It was February, my final semester of my final year at the University of Virginia. With five years of studying under my belt, I would be graduating in just a few months with a Bachelor's degree in Spanish and my Masters in Teaching. The snow was piling up outside as I scanned a list of schools coming to the education job fair hosted by my university. Two international schools were on that list. I was nervous and hopeful. I had missed my chance a few months before, but this might still be my opportunity, I thought to myself.
At the time, I was living in a house with other future teachers, and two of my dear friends had jetted off a few weekends before to a job fair hosted by Search Associates, landing jobs in Bangladesh. I had been anxious since their return. I had mistakenly listened to the naysayer advice from a company representative. He had come to my university forecasting there would not be enough positions for me, so I did not even apply to the network that eventually connected my friends to their jobs. Upon the girls' return they said, "There were so many positions in your specialty that would have been a great fit for you," and I inwardly winced for giving up without even trying.

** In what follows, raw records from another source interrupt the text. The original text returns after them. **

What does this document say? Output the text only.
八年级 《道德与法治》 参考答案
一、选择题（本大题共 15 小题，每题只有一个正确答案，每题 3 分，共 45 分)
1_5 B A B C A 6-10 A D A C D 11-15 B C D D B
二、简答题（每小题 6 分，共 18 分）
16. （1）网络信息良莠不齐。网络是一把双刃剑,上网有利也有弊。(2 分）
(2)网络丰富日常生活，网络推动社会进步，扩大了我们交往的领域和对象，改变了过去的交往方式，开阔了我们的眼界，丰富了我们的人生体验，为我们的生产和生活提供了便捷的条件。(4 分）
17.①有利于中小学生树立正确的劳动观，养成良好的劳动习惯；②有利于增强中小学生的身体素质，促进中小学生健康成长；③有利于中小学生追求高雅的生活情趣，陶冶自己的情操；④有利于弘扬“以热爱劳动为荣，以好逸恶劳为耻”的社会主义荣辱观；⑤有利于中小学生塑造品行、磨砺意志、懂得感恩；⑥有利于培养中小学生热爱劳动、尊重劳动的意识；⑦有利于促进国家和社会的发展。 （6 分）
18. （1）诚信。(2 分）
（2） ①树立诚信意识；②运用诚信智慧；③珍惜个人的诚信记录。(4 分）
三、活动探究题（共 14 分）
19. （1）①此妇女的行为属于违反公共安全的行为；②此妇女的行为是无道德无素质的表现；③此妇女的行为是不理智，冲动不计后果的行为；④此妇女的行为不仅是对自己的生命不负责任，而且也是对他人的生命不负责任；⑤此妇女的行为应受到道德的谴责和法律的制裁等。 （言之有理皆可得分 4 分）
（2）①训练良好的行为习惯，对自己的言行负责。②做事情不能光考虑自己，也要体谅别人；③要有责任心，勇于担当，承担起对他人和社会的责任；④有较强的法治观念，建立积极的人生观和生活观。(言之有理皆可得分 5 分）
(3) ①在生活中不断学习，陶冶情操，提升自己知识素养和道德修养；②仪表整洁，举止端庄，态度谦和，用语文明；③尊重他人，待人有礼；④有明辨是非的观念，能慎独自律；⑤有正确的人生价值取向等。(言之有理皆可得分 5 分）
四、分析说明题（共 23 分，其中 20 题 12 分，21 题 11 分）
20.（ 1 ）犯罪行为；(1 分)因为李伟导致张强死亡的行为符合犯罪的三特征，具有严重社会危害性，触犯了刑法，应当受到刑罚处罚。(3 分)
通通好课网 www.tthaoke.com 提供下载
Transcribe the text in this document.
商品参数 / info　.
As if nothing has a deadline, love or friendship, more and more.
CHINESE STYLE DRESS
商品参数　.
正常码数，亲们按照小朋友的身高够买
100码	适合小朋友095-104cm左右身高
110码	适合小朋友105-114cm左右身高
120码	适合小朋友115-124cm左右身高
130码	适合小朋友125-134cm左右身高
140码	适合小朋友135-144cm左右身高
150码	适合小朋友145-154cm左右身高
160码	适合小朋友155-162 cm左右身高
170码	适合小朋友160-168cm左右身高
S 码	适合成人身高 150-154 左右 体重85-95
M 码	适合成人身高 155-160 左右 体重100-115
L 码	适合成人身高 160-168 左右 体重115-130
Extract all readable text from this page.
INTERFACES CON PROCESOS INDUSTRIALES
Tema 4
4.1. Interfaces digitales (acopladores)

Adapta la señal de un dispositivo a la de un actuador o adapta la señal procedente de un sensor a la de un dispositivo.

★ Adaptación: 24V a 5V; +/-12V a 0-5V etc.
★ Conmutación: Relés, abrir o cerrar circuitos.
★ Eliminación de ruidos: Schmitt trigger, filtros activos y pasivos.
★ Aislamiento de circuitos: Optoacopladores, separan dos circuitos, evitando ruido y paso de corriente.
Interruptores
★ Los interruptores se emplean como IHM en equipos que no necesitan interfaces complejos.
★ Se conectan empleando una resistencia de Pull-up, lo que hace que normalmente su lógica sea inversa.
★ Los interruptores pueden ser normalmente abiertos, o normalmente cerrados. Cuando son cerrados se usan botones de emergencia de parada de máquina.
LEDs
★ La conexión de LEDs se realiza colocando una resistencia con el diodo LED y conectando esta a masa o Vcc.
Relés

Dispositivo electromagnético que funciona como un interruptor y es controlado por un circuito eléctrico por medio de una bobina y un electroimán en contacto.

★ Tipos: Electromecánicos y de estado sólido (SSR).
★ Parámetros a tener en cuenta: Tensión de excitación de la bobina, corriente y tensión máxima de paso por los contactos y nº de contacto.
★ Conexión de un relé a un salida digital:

That was my motivation. I needed to go after my dream and correct my failure. I had failed to put myself out there in the first place because I feared the predicted rejection would come true. I needed to overcome my fear. I wanted to prove for myself that though I came from a modest background and was paying my way through college with loans and scholarships—a life abroad could still be accessible, even to me. I would not let naysayers speak to my fears anymore. I took a deep breath and walked into the fair, making my way directly to my overseas future.
I moved to Trieste, Italy six months later to intern as an ESL and music teacher (a job I acquired through connecting with my interviewer over my extracurricular talents). Six Februarys later, I was back at my University recruiting for the Casablanca American School, my current employer, at the same job fair where I first took off. By that point, I had visited many places and had many more victories and failures .
I had learned to surf, took on new languages, and was willing to try almost anything. This openness to new experience led me to go on a date during the recruitment trip with a fellow sojourning friend, who later flew to Morocco and convinced me to marry him while catching monkeys and riding waves.
Veronica was born in San Juan, Puerto Rico, was raised in Virginia and 'identifies with any culture of the world that wants to claim her because of her ethnically-ambiguous looks.' She has taught Kindergarten-12th grade and loves to bond with people by taking road trips, drinking coffee, playing music, and doing any outside activity--especially walking, running or surfing at the beach. You can connect with Veronica on LinkedIn, and follow her adventures on Instagram!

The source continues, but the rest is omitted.